Quantum enhanced metrology in the search for fundamental physical phenomena
K. W. Lehnert

TL;DR
This paper reviews how quantum metrology, especially quantum squeezing, enhances searches for ultralight dark matter by improving sensitivity in experiments where dark matter interacts as a weak classical force, even with unknown particle mass.
Contribution
It applies quantum metrology techniques to dark matter detection, demonstrating benefits of quantum squeezing in experiments with uncertain dark matter mass.
Findings
Quantum squeezing improves detection sensitivity for ultralight dark matter.
Quantum metrology techniques are effective even when dark matter signals are more coherent than the measuring oscillator.

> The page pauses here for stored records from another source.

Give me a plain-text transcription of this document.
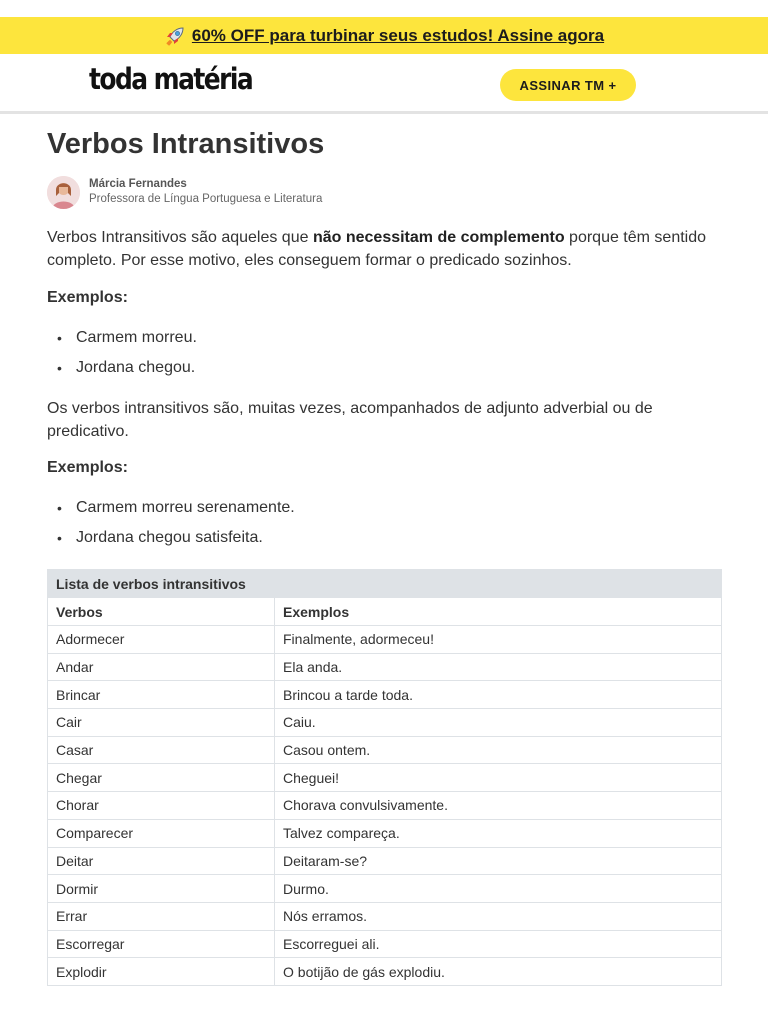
60% OFF para turbinar seus estudos! Assine agora
toda matéria	ASSINAR TM +
Verbos Intransitivos
Márcia Fernandes
Professora de Língua Portuguesa e Literatura

Verbos Intransitivos são aqueles que não necessitam de complemento porque têm sentido completo. Por esse motivo, eles conseguem formar o predicado sozinhos.

Exemplos:
• Carmem morreu.
• Jordana chegou.

Os verbos intransitivos são, muitas vezes, acompanhados de adjunto adverbial ou de predicativo.

Exemplos:
• Carmem morreu serenamente.
• Jordana chegou satisfeita.
Lista de verbos intransitivos	
Verbos	Exemplos
Adormecer	Finalmente, adormeceu!
Andar	Ela anda.
Brincar	Brincou a tarde toda.
Cair	Caiu.
Casar	Casou ontem.
Chegar	Cheguei!
Chorar	Chorava convulsivamente.
Comparecer	Talvez compareça.
Deitar	Deitaram-se?
Dormir	Durmo.
Errar	Nós erramos.
Escorregar	Escorreguei ali.
Explodir	O botijão de gás explodiu.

The approach benefits microwave frequency searches for axion-like particles.
Abstract
These notes summarize lectures given at the 2019 Les Houches summer school on Quantum Information Machines. They describe and review an application of quantum metrology concepts to searches for ultralight dark matter. In particular, for ultralight dark matter that couples as a weak classical force to a laboratory harmonic oscillator, quantum squeezing benefits experiments in which the mass of the dark matter particle is unknown. This benefit is present even if the oscillatory dark matter signal is much more coherent than the harmonic oscillator that it couples to, as is the case for microwave frequency searches for dark matter axion particles.